Well just last week I was sent a large PDF document with more than 70 pages of text. So I opened it in Adobe Acrobat, and tried to execute a search for a key term, and found that it was (you guessed it) another one of those documents that had signs of ASCII-formatted text in its progeny, but through the manipulations of some kind of monster, been reduced to the mere semblance of text, no more searchable than a stack of paper.
So naturally I commenced with my usual process of wailing and gnashing, but after a few minutes of that I got a notion that maybe I should try something different. In near desperation, I got the idea that – just maybe – if I “select all” and paste it into a text editor then some hitherto-hidden ASCII-encoded text might appear. Worth a try, right?
So I hit control-A, and THIS happened:
“Why yes,” I said out loud, “in fact I WOULD like to run text recognition to make the text on this page accessible – THANKS for asking!”
I clicked Yes.
Then I got asked for some settings, which I ignored and just clicked OK – opting for the default option in my excitement.
Adobe Acrobat then leapt through my document, systematically performing the miracle of breathing life into the dead letters at the rate of about a page a second – slightly faster for the “born digital” main portion, and a bit slower for some appendices that bore the stigmata of pre-digital technology.
The result was perfectly copyable, pastable, searchable text in the main body of the document. As for the typewritten appendices, Acrobat almost flawlessly converted them into digital text as well, while maintaining the visual features of the original typed text. Basically, the document looked identical to how it had looked prior to the procedure but was now digitally functional. The only letters and numbers that resisted the resurrection were data from a single table with a very small typeface – those few characters remained a heretical community of graphics in the midst of a near-universal mass conversion.
Optical text recognition technology has come a long way in a few short years.
Now if you work anywhere in the legal industry (or do any kind of office work), then there is a good chance you have been able to follow right along, and to some of you, this is already old news and why am I boring you. But if there are any among you who don’t know what I’m talking about with text that can be searched and copied – you need to learn a few tricks that will make your life a whole lot easier. Begin with learning these commands, which work on almost all text-editing software:
CTL-F … Find text in document
CTL-A … Select All
CTL-X … Cut selected text
CTL-C … Copy selected text
CTL-V … Paste the last text you cut or copied
CTL-Z … Undo last operation
CTL-Y … Redo undone operation
CTL-H … Find all identified text in document and replace with other text
You can use point-and-click menus for these operations as well, but I find the keyboard shortcuts easier. These features, and many others, are now standard practice in office work – so learning them will not get you ahead so much as get you caught up with the rest of us.
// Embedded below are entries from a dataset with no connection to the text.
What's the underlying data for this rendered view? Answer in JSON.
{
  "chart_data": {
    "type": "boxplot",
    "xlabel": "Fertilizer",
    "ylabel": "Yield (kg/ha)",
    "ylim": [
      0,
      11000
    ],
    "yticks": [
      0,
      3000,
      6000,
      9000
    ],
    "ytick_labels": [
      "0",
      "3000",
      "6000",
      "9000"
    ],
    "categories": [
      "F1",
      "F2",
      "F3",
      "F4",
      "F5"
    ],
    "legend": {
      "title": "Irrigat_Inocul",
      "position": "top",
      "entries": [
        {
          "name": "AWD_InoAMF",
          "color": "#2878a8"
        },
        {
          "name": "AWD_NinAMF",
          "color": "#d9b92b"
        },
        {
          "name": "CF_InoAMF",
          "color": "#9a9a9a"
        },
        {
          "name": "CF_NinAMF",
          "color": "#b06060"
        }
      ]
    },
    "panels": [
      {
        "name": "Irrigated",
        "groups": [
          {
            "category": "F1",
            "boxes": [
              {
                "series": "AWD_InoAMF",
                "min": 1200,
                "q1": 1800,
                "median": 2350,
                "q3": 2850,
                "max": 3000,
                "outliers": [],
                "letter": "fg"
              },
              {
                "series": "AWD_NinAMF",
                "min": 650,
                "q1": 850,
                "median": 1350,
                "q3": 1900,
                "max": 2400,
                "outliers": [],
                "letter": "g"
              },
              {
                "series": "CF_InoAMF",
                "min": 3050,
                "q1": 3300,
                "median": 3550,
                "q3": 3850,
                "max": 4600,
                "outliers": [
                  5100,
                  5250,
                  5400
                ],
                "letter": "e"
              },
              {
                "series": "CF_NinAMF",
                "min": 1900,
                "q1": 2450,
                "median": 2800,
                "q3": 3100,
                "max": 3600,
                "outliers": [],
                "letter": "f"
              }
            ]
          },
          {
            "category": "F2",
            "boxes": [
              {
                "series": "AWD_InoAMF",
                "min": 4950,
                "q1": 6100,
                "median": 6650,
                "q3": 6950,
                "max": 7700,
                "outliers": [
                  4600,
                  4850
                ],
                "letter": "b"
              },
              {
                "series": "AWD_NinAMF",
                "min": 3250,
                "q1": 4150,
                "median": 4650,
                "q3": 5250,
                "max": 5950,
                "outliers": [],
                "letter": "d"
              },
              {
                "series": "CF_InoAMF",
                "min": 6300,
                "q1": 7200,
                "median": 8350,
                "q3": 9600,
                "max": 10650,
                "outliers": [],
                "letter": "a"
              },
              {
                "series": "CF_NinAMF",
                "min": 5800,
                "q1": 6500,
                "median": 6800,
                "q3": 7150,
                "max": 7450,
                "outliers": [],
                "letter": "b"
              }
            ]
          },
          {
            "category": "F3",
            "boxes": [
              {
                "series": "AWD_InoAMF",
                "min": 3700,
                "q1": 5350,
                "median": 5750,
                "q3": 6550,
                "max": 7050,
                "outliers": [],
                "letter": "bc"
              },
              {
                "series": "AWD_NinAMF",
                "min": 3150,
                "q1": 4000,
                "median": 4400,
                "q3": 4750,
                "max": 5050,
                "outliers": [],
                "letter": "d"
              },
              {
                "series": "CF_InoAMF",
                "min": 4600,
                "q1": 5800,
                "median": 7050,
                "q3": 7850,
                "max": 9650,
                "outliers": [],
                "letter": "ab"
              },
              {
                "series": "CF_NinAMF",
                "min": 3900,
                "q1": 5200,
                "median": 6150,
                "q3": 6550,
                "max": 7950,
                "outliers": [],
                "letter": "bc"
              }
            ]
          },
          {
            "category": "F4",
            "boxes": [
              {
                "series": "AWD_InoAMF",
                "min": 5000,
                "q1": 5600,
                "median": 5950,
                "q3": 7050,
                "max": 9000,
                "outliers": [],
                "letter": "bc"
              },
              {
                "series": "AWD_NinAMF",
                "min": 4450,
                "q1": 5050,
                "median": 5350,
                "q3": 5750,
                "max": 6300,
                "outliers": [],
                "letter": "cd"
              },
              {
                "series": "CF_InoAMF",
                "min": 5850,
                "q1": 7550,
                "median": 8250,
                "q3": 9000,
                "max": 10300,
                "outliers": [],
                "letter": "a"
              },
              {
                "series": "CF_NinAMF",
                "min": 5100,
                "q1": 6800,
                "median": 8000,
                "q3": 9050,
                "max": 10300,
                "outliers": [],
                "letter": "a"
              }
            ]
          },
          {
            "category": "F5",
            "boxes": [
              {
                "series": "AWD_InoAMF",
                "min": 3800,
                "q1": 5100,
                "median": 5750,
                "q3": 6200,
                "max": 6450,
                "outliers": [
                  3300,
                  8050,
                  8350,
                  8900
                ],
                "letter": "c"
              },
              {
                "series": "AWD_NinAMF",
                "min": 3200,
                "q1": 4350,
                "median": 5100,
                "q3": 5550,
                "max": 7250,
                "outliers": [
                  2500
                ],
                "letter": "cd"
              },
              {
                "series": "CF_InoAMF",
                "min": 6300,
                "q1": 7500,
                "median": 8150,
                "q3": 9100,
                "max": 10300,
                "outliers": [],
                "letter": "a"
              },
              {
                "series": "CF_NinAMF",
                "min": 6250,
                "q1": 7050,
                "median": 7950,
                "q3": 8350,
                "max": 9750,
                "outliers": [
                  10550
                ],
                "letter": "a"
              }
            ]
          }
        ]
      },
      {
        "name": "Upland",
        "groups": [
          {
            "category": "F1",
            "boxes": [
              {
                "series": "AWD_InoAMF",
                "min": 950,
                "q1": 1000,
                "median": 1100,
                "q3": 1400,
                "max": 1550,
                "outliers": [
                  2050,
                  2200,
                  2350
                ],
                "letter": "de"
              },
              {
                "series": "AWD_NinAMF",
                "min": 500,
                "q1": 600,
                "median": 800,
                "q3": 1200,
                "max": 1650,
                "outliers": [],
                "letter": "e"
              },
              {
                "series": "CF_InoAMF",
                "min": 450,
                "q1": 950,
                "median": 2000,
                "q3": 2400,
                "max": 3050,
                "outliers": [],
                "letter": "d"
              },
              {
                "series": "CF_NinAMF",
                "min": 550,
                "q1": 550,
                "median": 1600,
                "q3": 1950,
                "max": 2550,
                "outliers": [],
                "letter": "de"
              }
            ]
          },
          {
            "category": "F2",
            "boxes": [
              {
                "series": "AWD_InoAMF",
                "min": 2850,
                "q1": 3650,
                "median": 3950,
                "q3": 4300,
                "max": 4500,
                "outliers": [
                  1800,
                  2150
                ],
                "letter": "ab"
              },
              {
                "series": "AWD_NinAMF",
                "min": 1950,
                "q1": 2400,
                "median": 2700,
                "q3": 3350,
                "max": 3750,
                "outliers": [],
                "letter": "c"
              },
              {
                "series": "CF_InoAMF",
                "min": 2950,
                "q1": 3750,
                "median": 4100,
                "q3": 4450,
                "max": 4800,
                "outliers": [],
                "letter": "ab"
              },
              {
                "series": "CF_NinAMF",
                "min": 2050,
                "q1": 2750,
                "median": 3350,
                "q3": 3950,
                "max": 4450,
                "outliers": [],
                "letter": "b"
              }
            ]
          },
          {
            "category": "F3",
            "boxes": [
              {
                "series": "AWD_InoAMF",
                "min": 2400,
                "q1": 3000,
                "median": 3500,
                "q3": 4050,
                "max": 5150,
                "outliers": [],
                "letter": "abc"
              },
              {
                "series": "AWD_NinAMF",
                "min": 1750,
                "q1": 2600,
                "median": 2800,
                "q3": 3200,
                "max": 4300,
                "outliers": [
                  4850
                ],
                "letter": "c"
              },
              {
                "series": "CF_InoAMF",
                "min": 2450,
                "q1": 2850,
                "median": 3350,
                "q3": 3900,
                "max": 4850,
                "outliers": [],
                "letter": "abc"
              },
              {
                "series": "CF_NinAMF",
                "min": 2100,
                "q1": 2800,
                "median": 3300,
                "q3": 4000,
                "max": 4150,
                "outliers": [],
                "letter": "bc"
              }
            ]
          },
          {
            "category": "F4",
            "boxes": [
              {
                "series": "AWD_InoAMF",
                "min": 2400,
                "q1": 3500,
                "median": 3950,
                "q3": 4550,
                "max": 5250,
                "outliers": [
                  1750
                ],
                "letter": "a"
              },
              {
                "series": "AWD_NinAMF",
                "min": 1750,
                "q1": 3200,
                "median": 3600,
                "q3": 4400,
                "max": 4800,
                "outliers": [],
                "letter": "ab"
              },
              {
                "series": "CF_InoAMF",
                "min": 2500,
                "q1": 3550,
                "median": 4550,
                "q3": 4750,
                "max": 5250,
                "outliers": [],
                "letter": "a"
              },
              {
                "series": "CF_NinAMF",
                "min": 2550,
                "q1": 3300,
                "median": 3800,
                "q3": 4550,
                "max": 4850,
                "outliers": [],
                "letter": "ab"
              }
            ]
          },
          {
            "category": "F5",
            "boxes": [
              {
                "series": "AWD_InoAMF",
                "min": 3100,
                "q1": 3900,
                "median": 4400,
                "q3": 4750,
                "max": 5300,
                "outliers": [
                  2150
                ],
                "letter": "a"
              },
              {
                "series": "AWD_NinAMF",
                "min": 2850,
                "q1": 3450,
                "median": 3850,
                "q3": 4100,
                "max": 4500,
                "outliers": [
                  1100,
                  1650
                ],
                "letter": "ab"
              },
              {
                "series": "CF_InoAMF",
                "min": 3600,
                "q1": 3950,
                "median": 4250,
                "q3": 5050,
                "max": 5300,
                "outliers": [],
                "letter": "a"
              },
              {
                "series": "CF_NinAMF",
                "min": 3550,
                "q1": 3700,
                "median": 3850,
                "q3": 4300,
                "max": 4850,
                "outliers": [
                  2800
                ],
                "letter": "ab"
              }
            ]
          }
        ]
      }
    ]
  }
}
And if you ever come across a text, especially a longish one, for which the above commands do not work, try to do minimal weeping & wailing and tooth-gnashing. And when you are done that, wipe the tears off your keyboard and try the simple operation described above. Failing that, try something else. And if all else fails, ask your friend in IT to perform a miracle. Because there is no reason to tolerate text in a digital file that cannot function as digital text.